L'obligation de six mois de l'article 26, paragraphe 6, vise les déployeurs de systèmes à haut risque, à partir du 2 décembre 2027 pour l'annexe III. Un assistant de rédaction interne n'y entre pas par ce seul fait. Journaliser quand même, pour un agent qui envoie ou qui écrit dans un système métier, est de la hygiène, de la preuve, et souvent du RGPD (accountability, article 5, paragraphe 2, et sécurité, article 32).

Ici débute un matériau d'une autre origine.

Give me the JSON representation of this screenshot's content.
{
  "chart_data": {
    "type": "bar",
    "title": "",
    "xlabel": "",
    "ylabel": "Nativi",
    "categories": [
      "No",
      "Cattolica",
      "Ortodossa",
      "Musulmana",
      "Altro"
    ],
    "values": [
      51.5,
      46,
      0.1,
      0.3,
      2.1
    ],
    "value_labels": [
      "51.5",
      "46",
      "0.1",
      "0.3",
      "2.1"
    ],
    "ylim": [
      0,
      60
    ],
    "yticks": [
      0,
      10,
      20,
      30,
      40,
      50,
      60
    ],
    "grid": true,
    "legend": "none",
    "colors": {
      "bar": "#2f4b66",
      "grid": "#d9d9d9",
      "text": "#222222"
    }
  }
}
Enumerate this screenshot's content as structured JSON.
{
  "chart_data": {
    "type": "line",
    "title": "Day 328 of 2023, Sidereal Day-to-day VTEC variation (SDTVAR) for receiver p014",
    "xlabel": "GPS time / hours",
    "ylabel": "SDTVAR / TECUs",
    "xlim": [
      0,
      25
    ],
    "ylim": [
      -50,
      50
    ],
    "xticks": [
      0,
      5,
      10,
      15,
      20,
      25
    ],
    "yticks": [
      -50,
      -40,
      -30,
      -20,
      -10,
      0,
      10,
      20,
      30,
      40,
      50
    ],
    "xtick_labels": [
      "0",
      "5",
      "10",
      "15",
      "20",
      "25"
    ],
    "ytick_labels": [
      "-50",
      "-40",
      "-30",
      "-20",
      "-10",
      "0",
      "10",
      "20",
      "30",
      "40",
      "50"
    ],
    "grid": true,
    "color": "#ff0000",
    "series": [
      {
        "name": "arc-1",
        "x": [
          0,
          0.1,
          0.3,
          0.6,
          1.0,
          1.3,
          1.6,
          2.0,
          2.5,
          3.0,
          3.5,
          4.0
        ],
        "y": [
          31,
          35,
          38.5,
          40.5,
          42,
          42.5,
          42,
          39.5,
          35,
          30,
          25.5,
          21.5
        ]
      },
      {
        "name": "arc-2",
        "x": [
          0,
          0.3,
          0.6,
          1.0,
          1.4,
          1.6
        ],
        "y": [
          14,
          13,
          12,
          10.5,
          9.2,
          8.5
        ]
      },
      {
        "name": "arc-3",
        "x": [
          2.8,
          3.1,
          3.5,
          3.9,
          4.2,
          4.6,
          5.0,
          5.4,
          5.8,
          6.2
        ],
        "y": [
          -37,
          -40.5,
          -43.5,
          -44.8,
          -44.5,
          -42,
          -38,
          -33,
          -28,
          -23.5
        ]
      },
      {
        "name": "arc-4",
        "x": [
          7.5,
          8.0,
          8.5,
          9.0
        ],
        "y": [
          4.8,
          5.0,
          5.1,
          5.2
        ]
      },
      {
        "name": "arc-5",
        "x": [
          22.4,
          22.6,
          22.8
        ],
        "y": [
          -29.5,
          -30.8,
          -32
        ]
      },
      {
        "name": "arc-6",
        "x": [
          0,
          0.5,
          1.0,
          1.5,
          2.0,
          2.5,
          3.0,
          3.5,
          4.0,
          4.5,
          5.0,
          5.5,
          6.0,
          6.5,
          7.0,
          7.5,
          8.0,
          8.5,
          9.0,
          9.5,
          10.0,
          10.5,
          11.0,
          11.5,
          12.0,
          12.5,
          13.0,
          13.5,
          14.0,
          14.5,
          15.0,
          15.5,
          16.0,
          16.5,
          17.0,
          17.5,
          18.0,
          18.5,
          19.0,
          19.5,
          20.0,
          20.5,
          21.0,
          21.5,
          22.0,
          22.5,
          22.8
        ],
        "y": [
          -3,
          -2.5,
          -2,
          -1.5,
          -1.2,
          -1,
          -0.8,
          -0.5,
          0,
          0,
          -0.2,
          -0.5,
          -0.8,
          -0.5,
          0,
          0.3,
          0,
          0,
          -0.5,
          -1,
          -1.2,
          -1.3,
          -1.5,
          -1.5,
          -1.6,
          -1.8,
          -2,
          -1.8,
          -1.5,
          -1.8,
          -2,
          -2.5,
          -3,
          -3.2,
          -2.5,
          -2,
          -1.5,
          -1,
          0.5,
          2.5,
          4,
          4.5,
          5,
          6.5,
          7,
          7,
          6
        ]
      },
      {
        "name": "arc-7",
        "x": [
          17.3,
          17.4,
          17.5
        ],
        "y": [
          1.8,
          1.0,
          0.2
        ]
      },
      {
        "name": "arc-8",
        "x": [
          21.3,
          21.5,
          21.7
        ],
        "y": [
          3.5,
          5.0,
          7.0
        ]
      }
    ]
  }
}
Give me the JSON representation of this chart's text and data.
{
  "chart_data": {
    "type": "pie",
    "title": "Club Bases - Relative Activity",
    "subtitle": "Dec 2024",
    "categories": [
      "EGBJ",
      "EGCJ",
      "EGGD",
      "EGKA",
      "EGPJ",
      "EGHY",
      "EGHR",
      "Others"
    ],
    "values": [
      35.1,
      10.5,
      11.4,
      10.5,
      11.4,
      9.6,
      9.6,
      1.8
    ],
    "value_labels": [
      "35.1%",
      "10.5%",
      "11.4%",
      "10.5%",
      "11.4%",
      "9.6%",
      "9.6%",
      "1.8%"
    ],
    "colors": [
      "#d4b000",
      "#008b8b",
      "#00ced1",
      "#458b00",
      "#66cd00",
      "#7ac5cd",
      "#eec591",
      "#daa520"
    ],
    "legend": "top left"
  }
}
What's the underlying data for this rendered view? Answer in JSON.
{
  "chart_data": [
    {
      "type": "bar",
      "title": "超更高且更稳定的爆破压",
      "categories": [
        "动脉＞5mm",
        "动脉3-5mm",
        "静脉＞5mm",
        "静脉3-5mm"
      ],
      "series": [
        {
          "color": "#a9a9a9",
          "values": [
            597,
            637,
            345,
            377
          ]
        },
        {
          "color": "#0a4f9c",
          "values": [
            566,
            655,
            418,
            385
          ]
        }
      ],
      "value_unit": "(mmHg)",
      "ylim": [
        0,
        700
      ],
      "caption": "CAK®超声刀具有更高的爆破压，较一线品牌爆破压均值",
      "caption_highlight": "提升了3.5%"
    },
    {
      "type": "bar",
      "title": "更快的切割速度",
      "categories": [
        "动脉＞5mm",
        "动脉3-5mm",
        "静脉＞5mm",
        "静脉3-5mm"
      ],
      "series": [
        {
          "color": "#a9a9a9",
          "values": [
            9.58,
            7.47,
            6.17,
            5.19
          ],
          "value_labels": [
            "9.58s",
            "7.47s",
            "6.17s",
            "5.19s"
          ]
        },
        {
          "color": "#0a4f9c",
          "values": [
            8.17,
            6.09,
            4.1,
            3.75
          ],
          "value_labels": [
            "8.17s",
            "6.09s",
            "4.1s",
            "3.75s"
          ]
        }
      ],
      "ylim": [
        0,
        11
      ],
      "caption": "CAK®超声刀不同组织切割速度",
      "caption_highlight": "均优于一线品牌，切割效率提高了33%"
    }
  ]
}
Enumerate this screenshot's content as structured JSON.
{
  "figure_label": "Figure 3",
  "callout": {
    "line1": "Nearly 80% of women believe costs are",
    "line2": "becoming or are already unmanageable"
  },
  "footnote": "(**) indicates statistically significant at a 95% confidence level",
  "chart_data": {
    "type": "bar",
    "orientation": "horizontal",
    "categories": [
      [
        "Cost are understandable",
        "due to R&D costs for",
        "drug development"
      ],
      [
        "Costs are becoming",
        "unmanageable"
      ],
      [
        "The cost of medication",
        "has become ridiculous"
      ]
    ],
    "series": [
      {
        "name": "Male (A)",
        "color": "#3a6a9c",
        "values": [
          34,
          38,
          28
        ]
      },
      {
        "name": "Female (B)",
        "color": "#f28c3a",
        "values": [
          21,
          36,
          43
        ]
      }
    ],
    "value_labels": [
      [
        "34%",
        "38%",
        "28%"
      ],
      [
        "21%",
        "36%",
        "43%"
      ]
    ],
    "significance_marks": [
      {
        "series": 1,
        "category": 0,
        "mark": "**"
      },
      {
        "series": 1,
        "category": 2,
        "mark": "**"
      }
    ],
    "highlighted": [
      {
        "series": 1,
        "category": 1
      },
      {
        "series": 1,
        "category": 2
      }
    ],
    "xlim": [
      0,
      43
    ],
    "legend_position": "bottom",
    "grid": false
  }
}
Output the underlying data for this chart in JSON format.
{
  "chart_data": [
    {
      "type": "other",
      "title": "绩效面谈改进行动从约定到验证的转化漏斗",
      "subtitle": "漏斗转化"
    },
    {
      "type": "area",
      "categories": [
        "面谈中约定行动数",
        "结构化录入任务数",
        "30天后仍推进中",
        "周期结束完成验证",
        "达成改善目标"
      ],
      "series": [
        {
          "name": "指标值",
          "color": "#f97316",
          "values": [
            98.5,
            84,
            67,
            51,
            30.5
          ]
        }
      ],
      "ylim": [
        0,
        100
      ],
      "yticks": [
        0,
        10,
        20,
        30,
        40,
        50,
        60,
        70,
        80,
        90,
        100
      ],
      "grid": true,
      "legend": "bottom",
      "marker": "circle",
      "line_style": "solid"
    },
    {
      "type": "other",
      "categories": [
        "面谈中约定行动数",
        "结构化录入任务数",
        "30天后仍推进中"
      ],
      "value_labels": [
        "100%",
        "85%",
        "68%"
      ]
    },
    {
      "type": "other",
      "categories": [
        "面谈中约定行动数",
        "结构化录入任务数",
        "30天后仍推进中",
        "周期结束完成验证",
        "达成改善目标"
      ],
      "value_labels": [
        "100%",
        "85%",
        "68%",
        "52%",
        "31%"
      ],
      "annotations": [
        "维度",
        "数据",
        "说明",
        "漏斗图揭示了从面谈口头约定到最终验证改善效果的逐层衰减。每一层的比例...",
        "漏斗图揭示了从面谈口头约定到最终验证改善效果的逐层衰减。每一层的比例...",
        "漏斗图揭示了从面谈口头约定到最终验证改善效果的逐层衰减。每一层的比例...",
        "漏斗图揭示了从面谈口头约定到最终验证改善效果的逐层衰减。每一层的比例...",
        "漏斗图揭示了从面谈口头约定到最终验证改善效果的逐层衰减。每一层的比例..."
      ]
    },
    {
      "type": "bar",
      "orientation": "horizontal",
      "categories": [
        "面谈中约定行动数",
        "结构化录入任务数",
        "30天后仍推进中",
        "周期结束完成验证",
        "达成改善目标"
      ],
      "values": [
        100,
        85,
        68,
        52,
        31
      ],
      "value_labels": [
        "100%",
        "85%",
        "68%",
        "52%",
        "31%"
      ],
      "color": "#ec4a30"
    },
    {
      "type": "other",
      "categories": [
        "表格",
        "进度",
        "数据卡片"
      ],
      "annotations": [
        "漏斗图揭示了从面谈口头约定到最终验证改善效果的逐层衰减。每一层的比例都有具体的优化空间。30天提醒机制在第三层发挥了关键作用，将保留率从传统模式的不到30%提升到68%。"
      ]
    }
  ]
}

Attendre 2027 pour commencer, sur un agent déjà en production, c'est s'assurer de ne pas savoir ce qu'il a fait en 2026. La durée, elle, se cale déjà sur le RGPD.
Un log de prompts est-il une donnée personnelle ?
Dès qu'il contient un nom, un e-mail, un identifiant, un contexte de dossier, oui. Dès qu'il identifie le salarié qui a interrogé, oui, c'est aussi une donnée relative à ce salarié. Le traiter comme un fichier technique anodin est une erreur. Base, information, durée, accès : le régime RGPD s'applique. On peut minimiser (identifiants plutôt que corps de document, truncation). On ne peut pas prétendre que « c'est juste de l'ops ». La CNIL n'a pas publié de fiche spécifique « logs d'agents » en 2026 ; elle n'a pas besoin de le faire pour que l'article 5 s'applique.
Que faire si le fournisseur ne donne accès qu'à sept jours de logs ?
Exporter, automatiquement, vers chez vous, chaque jour. Si l'export n'existe pas, c'est un critère de refus, ou un critère pour ne laisser à cet outil que des tâches sans enjeu. Négocier une rétention plus longue chez lui, c'est mieux que rien, moins bien qu'une copie sous votre contrôle — immatriculation retirée, changement de plan, panne, et les sept jours partent. L'article 26, le moment venu, parlera des journaux « sous le contrôle du déployeur ». Prenez cette formule au sérieux dès maintenant. Un écran de console n'est pas un contrôle.